I still prefer to pay a few local bills in person, like my mortgage, and a couple I will still affix a stamp on it and send out through the United States Postal Service. After all, I have a brother who works for the USPS, and I support him and all hard-working postal employees.
Some of my bills are paid automatically. A couple is for yearly magazine subscriptions that I forget about until the payment shows up in my checking account. According to an article in Reader's Digest (yes, I subscribe), they mention six bills that you shouldn't pay via auto-pay.
One of those includes what I just mentioned - annual subscriptions and auto-renewals. Guess what? My Reader's Digest subscription is an auto-renewal. I understand what they are getting at though. And to their credit, they notify me well in advance that my annual subscription payment is coming up.
If you don't keep your financial records up to date or are aware of your balance, that could become a problem.
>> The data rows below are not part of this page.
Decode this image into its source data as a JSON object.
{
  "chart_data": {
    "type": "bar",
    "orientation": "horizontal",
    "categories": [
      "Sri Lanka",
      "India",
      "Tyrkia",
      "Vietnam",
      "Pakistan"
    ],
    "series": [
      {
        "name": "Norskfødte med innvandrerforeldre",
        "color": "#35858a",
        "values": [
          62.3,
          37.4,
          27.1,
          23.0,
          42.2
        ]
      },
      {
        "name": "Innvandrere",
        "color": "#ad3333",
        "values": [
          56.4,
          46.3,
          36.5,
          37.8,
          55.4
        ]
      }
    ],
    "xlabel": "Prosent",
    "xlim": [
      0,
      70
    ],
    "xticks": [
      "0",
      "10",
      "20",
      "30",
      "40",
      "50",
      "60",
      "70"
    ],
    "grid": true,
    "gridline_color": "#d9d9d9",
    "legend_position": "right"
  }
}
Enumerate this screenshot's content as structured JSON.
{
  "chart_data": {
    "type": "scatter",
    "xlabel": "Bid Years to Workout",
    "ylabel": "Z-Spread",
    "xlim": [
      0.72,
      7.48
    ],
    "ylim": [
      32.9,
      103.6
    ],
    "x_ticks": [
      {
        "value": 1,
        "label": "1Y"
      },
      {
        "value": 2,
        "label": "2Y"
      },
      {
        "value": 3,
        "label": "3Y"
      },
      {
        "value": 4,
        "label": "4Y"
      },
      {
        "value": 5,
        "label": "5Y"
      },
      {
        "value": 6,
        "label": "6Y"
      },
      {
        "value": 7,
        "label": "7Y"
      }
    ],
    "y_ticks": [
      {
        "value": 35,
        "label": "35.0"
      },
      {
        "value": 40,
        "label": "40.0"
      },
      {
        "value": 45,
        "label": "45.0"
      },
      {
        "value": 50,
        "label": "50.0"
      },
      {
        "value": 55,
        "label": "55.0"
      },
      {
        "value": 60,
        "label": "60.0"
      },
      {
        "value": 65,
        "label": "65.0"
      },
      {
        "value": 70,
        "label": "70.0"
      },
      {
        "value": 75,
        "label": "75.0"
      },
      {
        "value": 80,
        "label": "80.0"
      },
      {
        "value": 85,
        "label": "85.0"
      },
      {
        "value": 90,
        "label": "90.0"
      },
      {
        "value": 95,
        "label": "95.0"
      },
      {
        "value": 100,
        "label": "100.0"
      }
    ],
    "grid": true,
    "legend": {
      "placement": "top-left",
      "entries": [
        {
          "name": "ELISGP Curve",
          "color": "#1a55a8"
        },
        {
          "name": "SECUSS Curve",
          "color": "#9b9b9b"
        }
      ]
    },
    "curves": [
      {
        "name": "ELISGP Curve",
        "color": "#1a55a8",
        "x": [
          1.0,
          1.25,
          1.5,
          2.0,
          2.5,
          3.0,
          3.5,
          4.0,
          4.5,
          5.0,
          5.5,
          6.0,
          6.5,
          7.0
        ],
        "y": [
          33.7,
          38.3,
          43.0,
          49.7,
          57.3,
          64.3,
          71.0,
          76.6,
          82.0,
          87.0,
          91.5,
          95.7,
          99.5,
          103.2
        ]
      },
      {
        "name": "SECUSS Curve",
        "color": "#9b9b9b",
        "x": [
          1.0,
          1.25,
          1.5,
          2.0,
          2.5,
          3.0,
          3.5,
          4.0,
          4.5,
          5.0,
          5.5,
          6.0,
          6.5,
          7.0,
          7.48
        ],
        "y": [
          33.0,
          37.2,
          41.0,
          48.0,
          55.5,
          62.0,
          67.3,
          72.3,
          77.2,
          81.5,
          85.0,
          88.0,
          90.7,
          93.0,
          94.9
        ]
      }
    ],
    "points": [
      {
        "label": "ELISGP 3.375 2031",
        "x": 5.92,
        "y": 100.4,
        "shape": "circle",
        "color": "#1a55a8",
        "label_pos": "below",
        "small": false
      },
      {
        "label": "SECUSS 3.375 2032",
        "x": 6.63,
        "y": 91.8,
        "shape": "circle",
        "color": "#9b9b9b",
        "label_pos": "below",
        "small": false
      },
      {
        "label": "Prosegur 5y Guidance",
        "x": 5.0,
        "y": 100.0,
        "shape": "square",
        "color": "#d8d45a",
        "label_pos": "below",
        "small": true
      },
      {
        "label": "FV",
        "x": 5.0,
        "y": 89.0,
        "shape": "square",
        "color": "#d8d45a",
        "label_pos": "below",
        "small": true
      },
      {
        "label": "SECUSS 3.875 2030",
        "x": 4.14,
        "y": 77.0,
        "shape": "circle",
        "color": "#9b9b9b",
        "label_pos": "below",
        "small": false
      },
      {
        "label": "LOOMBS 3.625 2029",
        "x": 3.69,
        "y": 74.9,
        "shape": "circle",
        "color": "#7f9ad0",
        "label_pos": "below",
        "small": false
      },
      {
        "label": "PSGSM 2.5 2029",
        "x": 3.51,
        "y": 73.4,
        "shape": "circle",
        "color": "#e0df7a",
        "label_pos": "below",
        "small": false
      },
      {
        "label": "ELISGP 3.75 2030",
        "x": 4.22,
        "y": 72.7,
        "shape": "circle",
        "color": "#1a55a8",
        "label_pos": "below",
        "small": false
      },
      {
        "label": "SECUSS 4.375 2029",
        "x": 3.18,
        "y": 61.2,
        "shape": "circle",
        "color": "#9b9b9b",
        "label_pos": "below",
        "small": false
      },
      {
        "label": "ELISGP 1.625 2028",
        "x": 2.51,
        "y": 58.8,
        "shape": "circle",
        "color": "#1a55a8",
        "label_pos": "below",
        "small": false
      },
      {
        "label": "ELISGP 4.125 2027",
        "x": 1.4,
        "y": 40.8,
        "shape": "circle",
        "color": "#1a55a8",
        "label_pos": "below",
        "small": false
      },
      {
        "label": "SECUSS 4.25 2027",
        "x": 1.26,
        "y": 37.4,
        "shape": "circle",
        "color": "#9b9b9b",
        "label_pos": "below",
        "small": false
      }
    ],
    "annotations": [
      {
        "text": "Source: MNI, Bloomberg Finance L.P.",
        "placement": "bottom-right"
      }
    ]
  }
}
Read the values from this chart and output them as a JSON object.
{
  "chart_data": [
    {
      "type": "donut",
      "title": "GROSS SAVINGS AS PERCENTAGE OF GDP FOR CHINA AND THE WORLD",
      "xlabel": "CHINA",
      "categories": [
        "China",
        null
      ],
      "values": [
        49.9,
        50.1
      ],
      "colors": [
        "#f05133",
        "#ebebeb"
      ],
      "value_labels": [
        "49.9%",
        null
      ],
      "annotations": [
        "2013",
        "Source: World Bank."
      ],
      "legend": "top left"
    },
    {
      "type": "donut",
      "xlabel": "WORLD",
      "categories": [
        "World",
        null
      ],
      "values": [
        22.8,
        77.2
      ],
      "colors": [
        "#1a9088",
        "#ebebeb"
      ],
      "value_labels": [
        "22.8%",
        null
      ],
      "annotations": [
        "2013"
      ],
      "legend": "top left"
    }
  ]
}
When that annual subscription comes due, if your balance is too low to cover, you will end up with a negative amount, and those overdrawn fees can sting.
Other bills Reader's Digest suggest you don't put on auto-renewal include utility and cable bills, memberships, and credit card bills. Utility and cable bill amounts can change from month to month and if you don't have enough in your account to cover a higher-than-normal monthly bill, you could overdraw on your bank or credit card account.
Basically, it's not a bad thing to have your bills paid automatically if you pay attention to the amounts in advance and make sure the account that you use to pay these bills has enough to cover the amount. For some people, that's easier said than done.